The Divinity: Original Sin II Kickstarter campaign has dawn to a close and, with it, the team at Larian Studios LLC raked in a cool $2 million to fund development of the game.

The original Divinity: Original Sin raised a healthy chunk of change when its Kickstarter campaign came to a close and, after the game launched, critics and fans alike praised the game for living up to its promises and then some. It should come as no surprise, then, that the crowd-funding campaign for the sequel was another huge success, soaring well past its initial goal of $500,000 to earn $2,032,434 courtesy of 42,713 backers.

Quite a few stretch goals were accomplished along the way to Divinity: Original Sin II getting funded, including a new Strategist Mode, a new skill tree, racial skills, a mysterious new feature called Undead Origins where “death is only the beginning,” dedicated mod support, the ability to create and tarnish relationships and a “Game Master Mode,” where players presumably get to control the baddies.

Obviously this is pretty great news for fans of the original top-down RPG, and the developers seem to be sharing that celebratory spirit in a recent update to the campaign.

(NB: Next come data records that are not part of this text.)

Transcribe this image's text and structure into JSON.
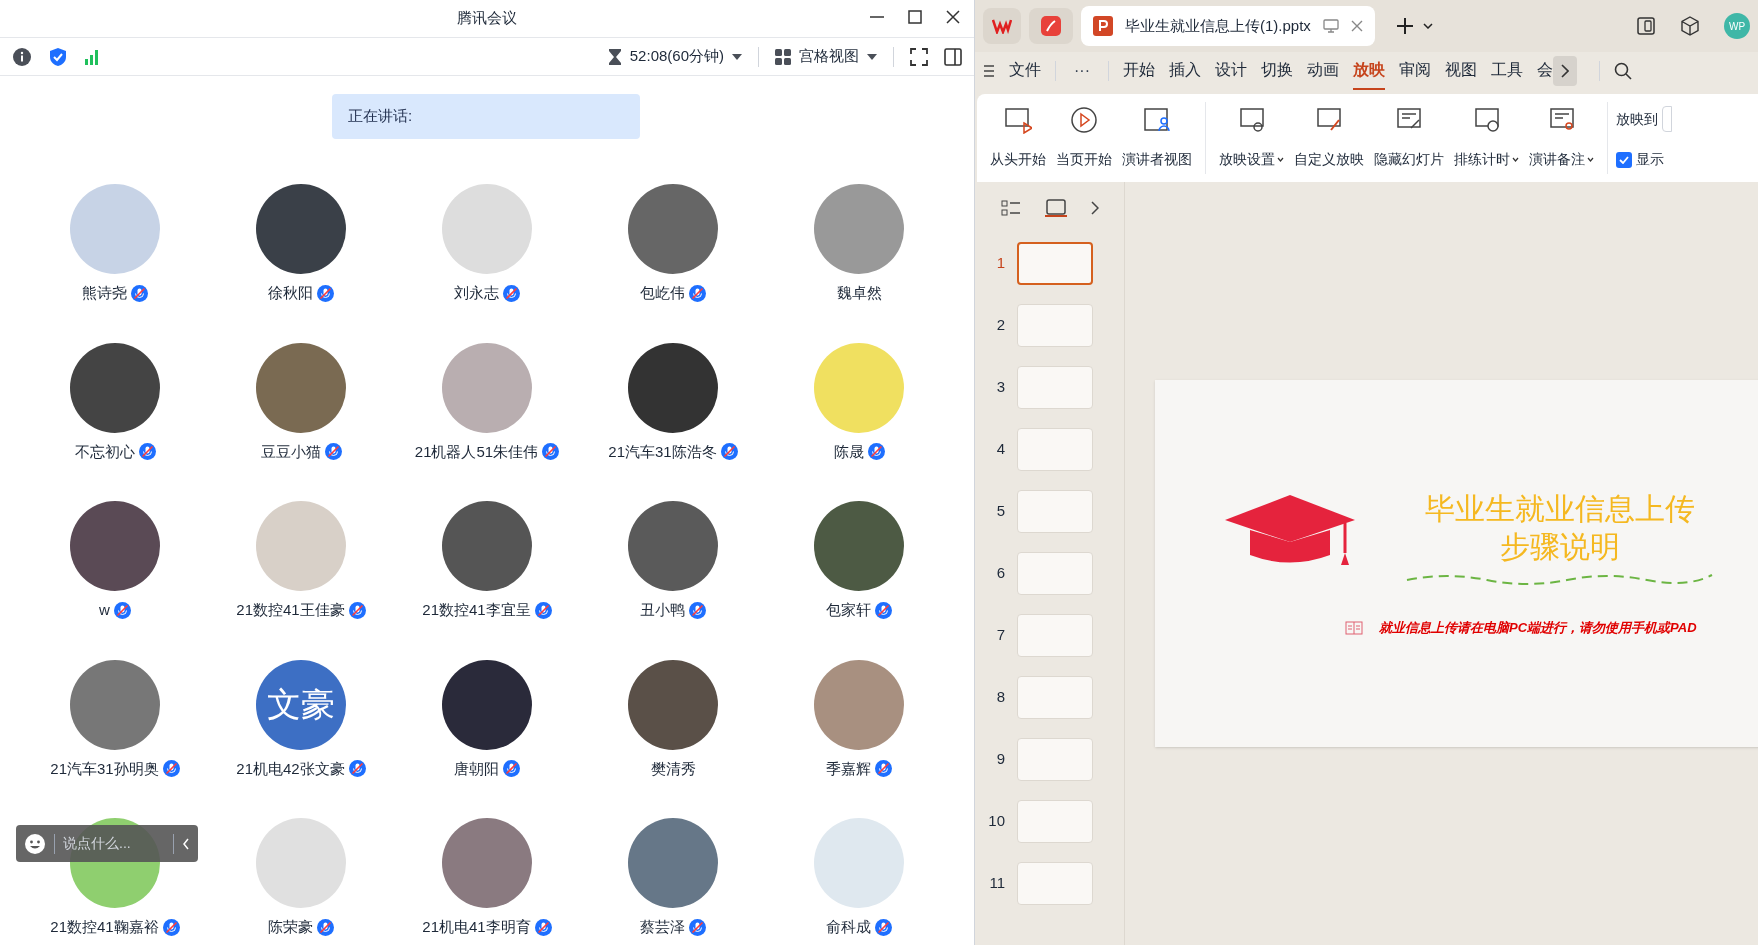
{
  "meeting": {
    "title": "腾讯会议",
    "timer": "52:08(60分钟)",
    "view": "宫格视图",
    "speaking_label": "正在讲话:",
    "participants": [
      {
        "name": "熊诗尧",
        "mic": true,
        "avatar": {
          "kind": "photo"
        }
      },
      {
        "name": "徐秋阳",
        "mic": true,
        "avatar": {
          "kind": "photo"
        }
      },
      {
        "name": "刘永志",
        "mic": true,
        "avatar": {
          "kind": "photo"
        }
      },
      {
        "name": "包屹伟",
        "mic": true,
        "avatar": {
          "kind": "photo"
        }
      },
      {
        "name": "魏卓然",
        "mic": false,
        "avatar": {
          "kind": "photo"
        }
      },
      {
        "name": "不忘初心",
        "mic": true,
        "avatar": {
          "kind": "photo"
        }
      },
      {
        "name": "豆豆小猫",
        "mic": true,
        "avatar": {
          "kind": "photo"
        }
      },
      {
        "name": "21机器人51朱佳伟",
        "mic": true,
        "avatar": {
          "kind": "photo"
        }
      },
      {
        "name": "21汽车31陈浩冬",
        "mic": true,
        "avatar": {
          "kind": "photo"
        }
      },
      {
        "name": "陈晟",
        "mic": true,
        "avatar": {
          "kind": "photo"
        }
      },
      {
        "name": "w",
        "mic": true,
        "avatar": {
          "kind": "photo"
        }
      },
      {
        "name": "21数控41王佳豪",
        "mic": true,
        "avatar": {
          "kind": "photo"
        }
      },
      {
        "name": "21数控41李宜呈",
        "mic": true,
        "avatar": {
          "kind": "photo"
        }
      },
      {
        "name": "丑小鸭",
        "mic": true,
        "avatar": {
          "kind": "photo"
        }
      },
      {
        "name": "包家轩",
        "mic": true,
        "avatar": {
          "kind": "photo"
        }
      },
      {
        "name": "21汽车31孙明奥",
        "mic": true,
        "avatar": {
          "kind": "photo"
        }
      },
      {
        "name": "21机电42张文豪",
        "mic": true,
        "avatar": {
          "kind": "text",
          "text": "文豪"
        }
      },
      {
        "name": "唐朝阳",
        "mic": true,
        "avatar": {
          "kind": "photo"
        }
      },
      {
        "name": "樊清秀",
        "mic": false,
        "avatar": {
          "kind": "photo"
        }
      },
      {
        "name": "季嘉辉",
        "mic": true,
        "avatar": {
          "kind": "photo"
        }
      },
      {
        "name": "21数控41鞠嘉裕",
        "mic": true,
        "avatar": {
          "kind": "photo"
        }
      },
      {
        "name": "陈荣豪",
        "mic": true,
        "avatar": {
          "kind": "photo"
        }
      },
      {
        "name": "21机电41李明育",
        "mic": true,
        "avatar": {
          "kind": "photo"
        }
      },
      {
        "name": "蔡芸泽",
        "mic": true,
        "avatar": {
          "kind": "photo"
        }
      },
      {
        "name": "俞科成",
        "mic": true,
        "avatar": {
          "kind": "photo"
        }
      }
    ],
    "chat": {
      "placeholder": "说点什么..."
    }
  },
  "wps": {
    "document_tab": "毕业生就业信息上传(1).pptx",
    "user_initials": "WP",
    "more": "···",
    "menu": [
      {
        "label": "文件",
        "selected": false
      },
      {
        "label": "开始",
        "selected": false
      },
      {
        "label": "插入",
        "selected": false
      },
      {
        "label": "设计",
        "selected": false
      },
      {
        "label": "切换",
        "selected": false
      },
      {
        "label": "动画",
        "selected": false
      },
      {
        "label": "放映",
        "selected": true
      },
      {
        "label": "审阅",
        "selected": false
      },
      {
        "label": "视图",
        "selected": false
      },
      {
        "label": "工具",
        "selected": false
      },
      {
        "label": "会",
        "selected": false
      }
    ],
    "ribbon_groups": [
      [
        {
          "label": "从头开始",
          "dropdown": false
        },
        {
          "label": "当页开始",
          "dropdown": false
        },
        {
          "label": "演讲者视图",
          "dropdown": false
        }
      ],
      [
        {
          "label": "放映设置",
          "dropdown": true
        },
        {
          "label": "自定义放映",
          "dropdown": false
        },
        {
          "label": "隐藏幻灯片",
          "dropdown": false
        },
        {
          "label": "排练计时",
          "dropdown": true
        },
        {
          "label": "演讲备注",
          "dropdown": true
        }
      ]
    ],
    "play_to": "放映到",
    "show_option": {
      "label": "显示",
      "checked": true
    },
    "slides": [
      {
        "number": "1",
        "selected": true
      },
      {
        "number": "2",
        "selected": false
      },
      {
        "number": "3",
        "selected": false
      },
      {
        "number": "4",
        "selected": false
      },
      {
        "number": "5",
        "selected": false
      },
      {
        "number": "6",
        "selected": false
      },
      {
        "number": "7",
        "selected": false
      },
      {
        "number": "8",
        "selected": false
      },
      {
        "number": "9",
        "selected": false
      },
      {
        "number": "10",
        "selected": false
      },
      {
        "number": "11",
        "selected": false
      }
    ],
    "slide": {
      "title_lines": [
        "毕业生就业信息上传",
        "步骤说明"
      ],
      "note": "就业信息上传请在电脑PC端进行，请勿使用手机或PAD"
    }
  }
}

All of us at Larian Studios have been truly overwhelmed by the level of support that we have received — not only in terms of pledges, but also feedback and involvement. Right from the beginning, it was our aim to use the campaign as a means to bring our community of fans into the heart of the development process. In every regard, you have exceeded our wildest expectations, and we would like to extend our everlasting gratitude to you all.

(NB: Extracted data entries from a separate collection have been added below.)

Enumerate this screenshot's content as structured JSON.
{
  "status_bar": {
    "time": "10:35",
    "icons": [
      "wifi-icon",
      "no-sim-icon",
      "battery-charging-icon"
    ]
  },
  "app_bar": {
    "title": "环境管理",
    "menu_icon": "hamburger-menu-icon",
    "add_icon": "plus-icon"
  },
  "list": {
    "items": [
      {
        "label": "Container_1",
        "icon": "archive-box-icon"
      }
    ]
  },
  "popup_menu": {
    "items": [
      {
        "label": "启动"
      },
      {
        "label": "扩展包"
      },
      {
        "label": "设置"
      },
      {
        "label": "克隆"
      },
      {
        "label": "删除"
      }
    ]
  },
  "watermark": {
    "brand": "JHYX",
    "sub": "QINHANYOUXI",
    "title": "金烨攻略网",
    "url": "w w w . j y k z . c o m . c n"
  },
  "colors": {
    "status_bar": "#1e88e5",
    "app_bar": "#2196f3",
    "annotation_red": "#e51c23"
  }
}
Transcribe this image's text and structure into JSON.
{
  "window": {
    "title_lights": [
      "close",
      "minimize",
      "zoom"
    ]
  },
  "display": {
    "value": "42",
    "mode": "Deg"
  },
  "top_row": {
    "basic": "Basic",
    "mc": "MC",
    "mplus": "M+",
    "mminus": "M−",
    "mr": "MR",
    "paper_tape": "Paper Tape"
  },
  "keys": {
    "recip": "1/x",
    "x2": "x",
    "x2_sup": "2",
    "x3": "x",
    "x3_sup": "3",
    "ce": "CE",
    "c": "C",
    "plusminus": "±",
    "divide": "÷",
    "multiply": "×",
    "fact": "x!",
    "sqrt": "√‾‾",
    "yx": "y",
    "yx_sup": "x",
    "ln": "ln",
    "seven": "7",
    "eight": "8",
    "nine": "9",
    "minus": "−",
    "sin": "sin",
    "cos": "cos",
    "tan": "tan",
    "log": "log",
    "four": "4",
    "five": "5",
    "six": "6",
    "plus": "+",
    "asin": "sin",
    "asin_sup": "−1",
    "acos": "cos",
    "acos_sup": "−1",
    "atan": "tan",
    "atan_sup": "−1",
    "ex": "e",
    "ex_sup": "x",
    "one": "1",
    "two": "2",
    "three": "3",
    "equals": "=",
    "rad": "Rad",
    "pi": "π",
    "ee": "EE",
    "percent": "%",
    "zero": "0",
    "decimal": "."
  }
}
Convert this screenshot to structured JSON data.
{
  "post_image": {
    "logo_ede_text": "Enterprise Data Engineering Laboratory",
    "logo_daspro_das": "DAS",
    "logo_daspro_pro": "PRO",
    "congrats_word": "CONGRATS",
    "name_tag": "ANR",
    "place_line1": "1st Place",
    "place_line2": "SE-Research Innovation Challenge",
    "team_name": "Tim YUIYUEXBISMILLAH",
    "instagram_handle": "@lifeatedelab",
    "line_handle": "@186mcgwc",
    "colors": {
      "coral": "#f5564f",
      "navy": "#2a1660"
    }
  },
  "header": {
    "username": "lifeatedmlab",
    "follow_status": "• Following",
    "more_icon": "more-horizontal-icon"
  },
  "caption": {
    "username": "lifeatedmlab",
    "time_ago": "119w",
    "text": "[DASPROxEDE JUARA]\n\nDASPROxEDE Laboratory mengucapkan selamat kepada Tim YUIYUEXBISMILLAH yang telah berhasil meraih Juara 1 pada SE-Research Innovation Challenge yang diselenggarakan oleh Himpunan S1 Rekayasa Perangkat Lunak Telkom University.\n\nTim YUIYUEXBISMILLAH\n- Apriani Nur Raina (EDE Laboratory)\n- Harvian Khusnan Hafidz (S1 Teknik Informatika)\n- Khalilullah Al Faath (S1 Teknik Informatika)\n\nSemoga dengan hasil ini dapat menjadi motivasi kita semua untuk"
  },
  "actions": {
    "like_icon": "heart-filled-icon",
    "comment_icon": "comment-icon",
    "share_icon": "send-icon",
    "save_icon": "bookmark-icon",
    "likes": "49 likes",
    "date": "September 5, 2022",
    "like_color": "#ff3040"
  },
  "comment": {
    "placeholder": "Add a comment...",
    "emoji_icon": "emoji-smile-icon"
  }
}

Raking in four times what was apparently required to build the game, the dev team said they were able to fund literally every stretch goal they had planned for the game, so players can expect the full package when the game launches. As is often the case with these projects, Original Sin II is already deep into development, so fingers crossed that the wait to the final product won’t be too lengthy. Considering how well the team handled their previous Kickstarted effort, though, it’s unlikely Original Sin will pull a Mighty No. 9.

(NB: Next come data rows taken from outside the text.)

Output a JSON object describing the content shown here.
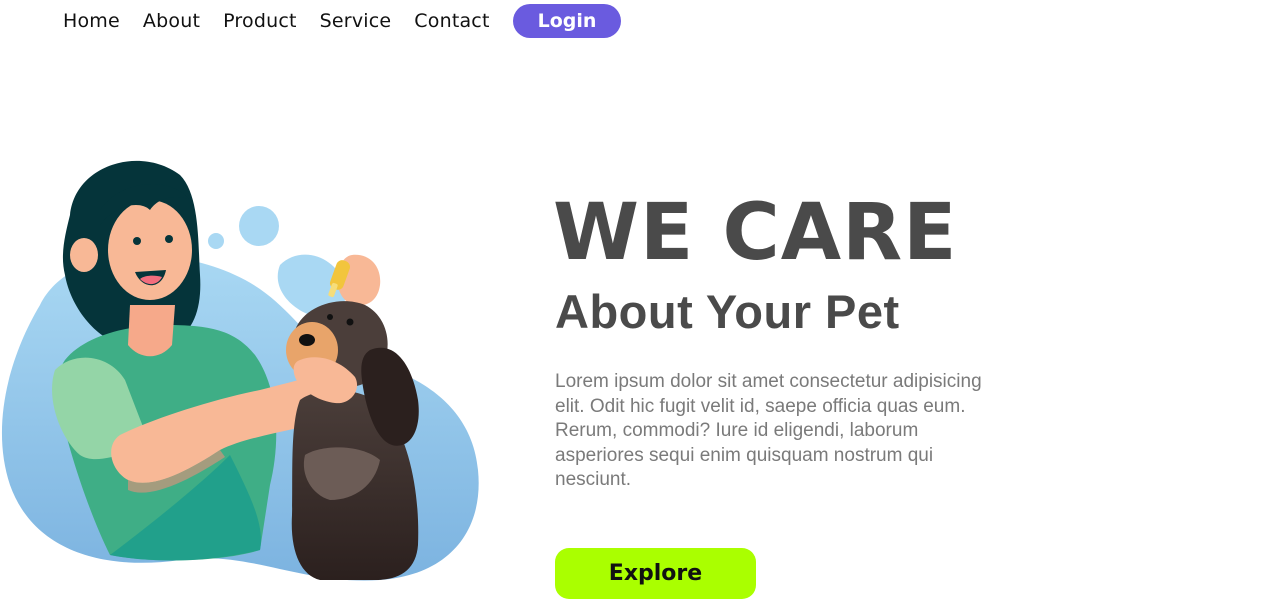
{
  "nav": {
    "items": [
      {
        "label": "Home"
      },
      {
        "label": "About"
      },
      {
        "label": "Product"
      },
      {
        "label": "Service"
      },
      {
        "label": "Contact"
      }
    ],
    "login_label": "Login"
  },
  "hero": {
    "title": "WE CARE",
    "subtitle": "About Your Pet",
    "text": "Lorem ipsum dolor sit amet consectetur adipisicing elit. Odit hic fugit velit id, saepe officia quas eum. Rerum, commodi? Iure id eligendi, laborum asperiores sequi enim quisquam nostrum qui nesciunt.",
    "cta_label": "Explore"
  },
  "illustration": {
    "icon": "woman-with-dog-illustration"
  },
  "colors": {
    "accent": "#6a5bdf",
    "cta": "#aaff00",
    "heading": "#4a4a4a",
    "body_text": "#7a7a7a",
    "blob": "#9fd0ef"
  }
}
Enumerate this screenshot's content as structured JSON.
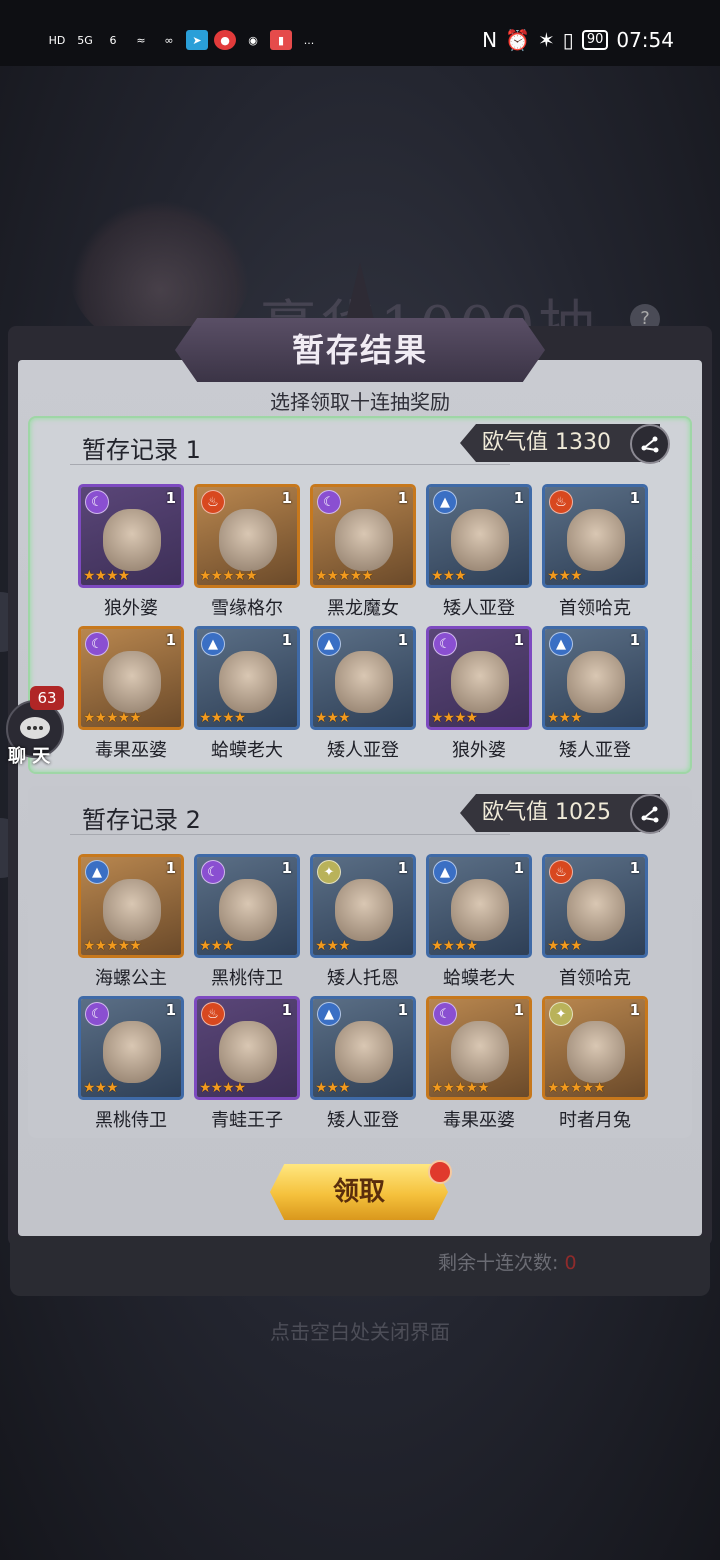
{
  "status_bar": {
    "left_labels": [
      "HD",
      "5G",
      "6",
      "..."
    ],
    "time": "07:54",
    "battery": "90"
  },
  "background_title": "豪华1000抽",
  "popup": {
    "title": "暂存结果",
    "subtitle": "选择领取十连抽奖励",
    "claim_label": "领取",
    "remaining_label": "剩余十连次数:",
    "remaining_value": "0",
    "close_hint": "点击空白处关闭界面"
  },
  "records": [
    {
      "title": "暂存记录 1",
      "luck_label": "欧气值",
      "luck_value": "1330",
      "heroes": [
        {
          "name": "狼外婆",
          "element": "moon",
          "frame": "purple",
          "level": "1",
          "stars": 4
        },
        {
          "name": "雪缘格尔",
          "element": "fire",
          "frame": "orange",
          "level": "1",
          "stars": 5
        },
        {
          "name": "黑龙魔女",
          "element": "moon",
          "frame": "orange",
          "level": "1",
          "stars": 5
        },
        {
          "name": "矮人亚登",
          "element": "water",
          "frame": "blue",
          "level": "1",
          "stars": 3
        },
        {
          "name": "首领哈克",
          "element": "fire",
          "frame": "blue",
          "level": "1",
          "stars": 3
        },
        {
          "name": "毒果巫婆",
          "element": "moon",
          "frame": "orange",
          "level": "1",
          "stars": 5
        },
        {
          "name": "蛤蟆老大",
          "element": "water",
          "frame": "blue",
          "level": "1",
          "stars": 4
        },
        {
          "name": "矮人亚登",
          "element": "water",
          "frame": "blue",
          "level": "1",
          "stars": 3
        },
        {
          "name": "狼外婆",
          "element": "moon",
          "frame": "purple",
          "level": "1",
          "stars": 4
        },
        {
          "name": "矮人亚登",
          "element": "water",
          "frame": "blue",
          "level": "1",
          "stars": 3
        }
      ]
    },
    {
      "title": "暂存记录 2",
      "luck_label": "欧气值",
      "luck_value": "1025",
      "heroes": [
        {
          "name": "海螺公主",
          "element": "water",
          "frame": "orange",
          "level": "1",
          "stars": 5
        },
        {
          "name": "黑桃侍卫",
          "element": "moon",
          "frame": "blue",
          "level": "1",
          "stars": 3
        },
        {
          "name": "矮人托恩",
          "element": "light",
          "frame": "blue",
          "level": "1",
          "stars": 3
        },
        {
          "name": "蛤蟆老大",
          "element": "water",
          "frame": "blue",
          "level": "1",
          "stars": 4
        },
        {
          "name": "首领哈克",
          "element": "fire",
          "frame": "blue",
          "level": "1",
          "stars": 3
        },
        {
          "name": "黑桃侍卫",
          "element": "moon",
          "frame": "blue",
          "level": "1",
          "stars": 3
        },
        {
          "name": "青蛙王子",
          "element": "fire",
          "frame": "purple",
          "level": "1",
          "stars": 4
        },
        {
          "name": "矮人亚登",
          "element": "water",
          "frame": "blue",
          "level": "1",
          "stars": 3
        },
        {
          "name": "毒果巫婆",
          "element": "moon",
          "frame": "orange",
          "level": "1",
          "stars": 5
        },
        {
          "name": "时者月兔",
          "element": "light",
          "frame": "orange",
          "level": "1",
          "stars": 5
        }
      ]
    }
  ],
  "chat": {
    "badge": "63",
    "label": "聊 天"
  },
  "colors": {
    "moon": "#8a4fd1",
    "fire": "#d8481f",
    "water": "#3a6fc4",
    "light": "#b9b25a"
  }
}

It’s nice to see that a handful of poor crowd-funded projects falling through or being a bit mismanaged hasn’t turned the gaming community off to sites like Kickstarter. It’s a viable way to get a game to market (and help it grow) and, when orchestrated by the right people, can result in some fantastic collaborations between developer and supporter. It’s always important to keep this in mind though: You’re paying for a promise, not necessarily a finished project. It’s great to support developers you like through sites like Kickstarter, but make sure you understand the finer points of the process before forking over your dough.